Command Construction Flow
At a high level, command construction looks like this:
- caller supplies normalized options
- model registry resolves the final selection
- provider profile reads the resolved selection
- provider profile builds executable, argv, env, and transport expectations
- command/session layers run the process
The important internal rule is simple:
- the profile writes the command
- the registry decides the model
Example Boundary
For a Codex request, the core should conceptually follow this pattern:
{:ok, selection} =
CliSubprocessCore.ModelRegistry.build_arg_payload(
:codex,
requested_model,
reasoning_effort: requested_effort
)
# The provider profile then formats "--model #{selection.resolved_model}"The provider profile may still sanitize transport-level placeholders before emitting flags, but it must not implement fallback policy there.

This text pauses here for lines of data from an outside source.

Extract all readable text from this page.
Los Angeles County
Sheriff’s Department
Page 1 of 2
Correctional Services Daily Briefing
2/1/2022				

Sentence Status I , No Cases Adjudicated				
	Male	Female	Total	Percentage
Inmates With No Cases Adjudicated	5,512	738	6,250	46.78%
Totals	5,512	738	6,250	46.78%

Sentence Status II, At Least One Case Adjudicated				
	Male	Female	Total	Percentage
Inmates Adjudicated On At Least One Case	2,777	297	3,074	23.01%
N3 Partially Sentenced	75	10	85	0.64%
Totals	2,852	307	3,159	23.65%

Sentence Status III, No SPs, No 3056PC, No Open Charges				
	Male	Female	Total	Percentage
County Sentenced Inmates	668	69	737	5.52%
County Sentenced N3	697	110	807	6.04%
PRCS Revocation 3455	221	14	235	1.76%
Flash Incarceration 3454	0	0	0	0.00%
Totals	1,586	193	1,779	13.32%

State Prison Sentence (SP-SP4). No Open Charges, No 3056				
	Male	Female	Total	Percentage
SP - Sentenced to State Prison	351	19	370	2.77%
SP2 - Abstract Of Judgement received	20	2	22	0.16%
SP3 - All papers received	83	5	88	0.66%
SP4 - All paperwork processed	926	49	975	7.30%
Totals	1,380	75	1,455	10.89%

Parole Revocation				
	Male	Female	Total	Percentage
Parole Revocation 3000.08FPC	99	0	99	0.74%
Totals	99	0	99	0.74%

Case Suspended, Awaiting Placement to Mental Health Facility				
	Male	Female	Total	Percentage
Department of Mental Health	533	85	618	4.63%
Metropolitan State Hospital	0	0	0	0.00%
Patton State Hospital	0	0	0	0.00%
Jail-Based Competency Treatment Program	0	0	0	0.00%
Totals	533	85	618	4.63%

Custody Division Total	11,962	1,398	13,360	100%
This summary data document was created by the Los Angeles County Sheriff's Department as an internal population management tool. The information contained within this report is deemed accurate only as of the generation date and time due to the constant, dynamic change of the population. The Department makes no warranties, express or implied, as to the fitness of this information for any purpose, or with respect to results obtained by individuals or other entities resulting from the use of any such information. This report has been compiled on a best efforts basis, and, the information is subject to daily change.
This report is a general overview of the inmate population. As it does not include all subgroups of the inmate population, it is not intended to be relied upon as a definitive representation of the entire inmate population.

Cursor is the example for a positional-prompt profile: it renders
agent -p --trust --output-format stream-json --stream-partial-output ...
and appends the prompt as the final argv element instead of inventing a
--prompt flag.
Antigravity is the example for a plain-text --print profile: it renders
agy --print <prompt> ..., treats stdout as UTF-8 text instead of JSONL, maps
non-empty lines to assistant deltas, and closes stdin on start.
Reviewer Checklist
When reviewing a provider-profile change, ask:
- is this truly profile behavior, or is it model policy?
- does the profile read the core selection instead of re-resolving a model?
- are emitted flags consistent with the resolved selection?
- does the profile preserve the shared runtime/event contract?
If the answer depends on provider-wide model rules, the change probably belongs in the registry or catalog, not the profile.